Build a motherland with food sufficiency of rice

Rice and paddy play a significant role in Myanmar, not only for food production but also for cultural purposes. Paddy, the crucial crop of the agricultural sector, occupies 34 per cent of the total sown acreage for all crops.
Myanmar holds the fifth position among the top 10 countries in paddy production. The leading rice-exporting countries are India, Thailand, Viet Nam, Pakistan, Myanmar, the US, China, Cambodia, Brazil, and Uruguay, according to RepotLinker, a global consultancy for countries and companies.

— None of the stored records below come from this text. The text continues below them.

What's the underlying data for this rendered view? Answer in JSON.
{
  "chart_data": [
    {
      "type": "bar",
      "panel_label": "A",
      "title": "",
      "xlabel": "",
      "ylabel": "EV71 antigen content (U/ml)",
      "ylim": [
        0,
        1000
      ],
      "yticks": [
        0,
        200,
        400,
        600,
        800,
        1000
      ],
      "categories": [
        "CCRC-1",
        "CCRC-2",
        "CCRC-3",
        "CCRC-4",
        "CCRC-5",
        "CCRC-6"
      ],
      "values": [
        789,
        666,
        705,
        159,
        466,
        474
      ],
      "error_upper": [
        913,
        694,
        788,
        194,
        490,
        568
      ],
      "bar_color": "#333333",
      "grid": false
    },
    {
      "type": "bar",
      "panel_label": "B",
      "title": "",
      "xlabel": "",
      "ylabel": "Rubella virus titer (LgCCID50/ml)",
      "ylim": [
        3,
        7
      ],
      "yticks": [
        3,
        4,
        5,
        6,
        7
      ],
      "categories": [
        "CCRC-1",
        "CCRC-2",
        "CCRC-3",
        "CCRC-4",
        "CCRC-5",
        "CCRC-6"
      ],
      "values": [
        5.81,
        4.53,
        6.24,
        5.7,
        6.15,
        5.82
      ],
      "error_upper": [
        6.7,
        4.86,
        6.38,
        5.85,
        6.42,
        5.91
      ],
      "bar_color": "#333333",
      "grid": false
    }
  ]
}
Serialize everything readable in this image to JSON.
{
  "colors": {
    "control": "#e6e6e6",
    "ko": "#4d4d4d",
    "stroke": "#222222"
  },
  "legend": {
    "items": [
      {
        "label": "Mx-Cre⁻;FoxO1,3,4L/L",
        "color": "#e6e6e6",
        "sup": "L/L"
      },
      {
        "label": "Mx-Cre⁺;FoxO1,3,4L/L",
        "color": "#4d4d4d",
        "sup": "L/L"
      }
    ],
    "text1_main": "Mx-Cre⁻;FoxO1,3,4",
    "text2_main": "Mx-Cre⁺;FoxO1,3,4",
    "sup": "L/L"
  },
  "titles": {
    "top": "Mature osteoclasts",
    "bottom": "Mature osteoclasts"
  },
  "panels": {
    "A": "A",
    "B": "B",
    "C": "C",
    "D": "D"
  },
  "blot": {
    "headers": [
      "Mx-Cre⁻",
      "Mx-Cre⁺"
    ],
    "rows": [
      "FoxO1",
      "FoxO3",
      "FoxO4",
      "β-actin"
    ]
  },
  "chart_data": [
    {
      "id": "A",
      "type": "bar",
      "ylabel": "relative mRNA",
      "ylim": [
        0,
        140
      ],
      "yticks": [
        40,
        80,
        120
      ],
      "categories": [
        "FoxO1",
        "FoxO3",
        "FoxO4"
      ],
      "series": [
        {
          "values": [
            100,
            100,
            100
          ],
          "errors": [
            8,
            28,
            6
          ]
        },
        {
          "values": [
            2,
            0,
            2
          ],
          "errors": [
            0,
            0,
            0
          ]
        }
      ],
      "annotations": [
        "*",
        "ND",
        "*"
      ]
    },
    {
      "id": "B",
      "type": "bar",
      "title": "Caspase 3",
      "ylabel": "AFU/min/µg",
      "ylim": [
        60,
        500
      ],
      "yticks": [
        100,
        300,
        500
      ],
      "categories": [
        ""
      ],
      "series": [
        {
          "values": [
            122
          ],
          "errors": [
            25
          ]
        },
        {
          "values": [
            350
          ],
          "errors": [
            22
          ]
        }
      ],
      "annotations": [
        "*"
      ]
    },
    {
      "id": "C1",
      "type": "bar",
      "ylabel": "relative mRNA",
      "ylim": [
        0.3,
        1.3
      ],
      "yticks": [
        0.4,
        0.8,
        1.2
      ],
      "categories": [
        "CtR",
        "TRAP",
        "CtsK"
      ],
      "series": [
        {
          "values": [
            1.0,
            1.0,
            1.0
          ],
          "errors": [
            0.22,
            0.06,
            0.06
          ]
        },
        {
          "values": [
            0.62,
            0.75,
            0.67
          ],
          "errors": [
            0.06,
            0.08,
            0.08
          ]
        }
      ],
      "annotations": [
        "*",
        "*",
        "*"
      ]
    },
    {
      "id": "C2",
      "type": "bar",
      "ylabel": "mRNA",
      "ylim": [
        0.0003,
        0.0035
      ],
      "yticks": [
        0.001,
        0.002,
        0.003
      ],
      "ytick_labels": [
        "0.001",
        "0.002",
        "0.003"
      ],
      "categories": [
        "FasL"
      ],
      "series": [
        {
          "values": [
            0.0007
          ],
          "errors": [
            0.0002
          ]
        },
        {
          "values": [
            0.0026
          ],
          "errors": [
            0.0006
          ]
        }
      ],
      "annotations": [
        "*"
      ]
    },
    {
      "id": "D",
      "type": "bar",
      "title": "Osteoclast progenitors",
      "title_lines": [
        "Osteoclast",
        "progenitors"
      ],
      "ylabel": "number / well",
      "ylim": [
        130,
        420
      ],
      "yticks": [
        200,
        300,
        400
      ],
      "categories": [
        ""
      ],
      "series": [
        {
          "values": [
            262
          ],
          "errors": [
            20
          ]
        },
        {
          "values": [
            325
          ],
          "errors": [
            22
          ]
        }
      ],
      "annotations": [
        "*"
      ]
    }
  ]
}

Paddy cultivation stands at the forefront among various crops in Myanmar. The paddy yield is sufficient to feed the entire population, with a surplus being exported abroad. Myanmar earns approximately US$80 million per month from rice exports. Currently, Myanmar exports rice and broken rice to about 30 countries. According to RepotLinker, the number of rice consumers worldwide is increasing, and the value of the global rice market is projected to reach US$271.04 billion by 2028.
Myanmar produces around 14 million tonnes of rice annually, of which approximately 11 million tonnes are consumed domestically. About 2.2 million tonnes of rice and broken rice are exported each year. The majority, 80 per cent, of rice production is utilized for daily consumption and snack production within the country, while the remaining 20 per cent is exported.
However, rice prices in the domestic market are soaring due to certain businessmen hoarding rice and selling it at inflated prices. The spike in rice prices poses a significant challenge for lower-income groups and those at the lower strata of society, despite widespread criticism of the situation.
The instability of the rice market is more severe in Myanmar compared to neighbouring countries. The fluctuation of the US dollar has a direct impact on the high prices of agricultural inputs, fuel, and other commodities. Additionally, the lack of peace and stability in some paddy-growing regions affects the overall paddy production process.
To ensure local food sufficiency and maintain export capabilities, farmers in Myanmar must take advantage of favourable weather conditions, minimize losses and waste, adapt to market conditions, and utilize fertile soil. By increasing the volume of rice and broken rice exports to earn foreign exchange, the country can allocate its budget to relevant sectors and focus on modernization. As such, now is the time for farmers to expedite efforts in growing paddy and other crops with the assistance of local authorities for local consumption as well as earning incomes in the export of rice to customer countries.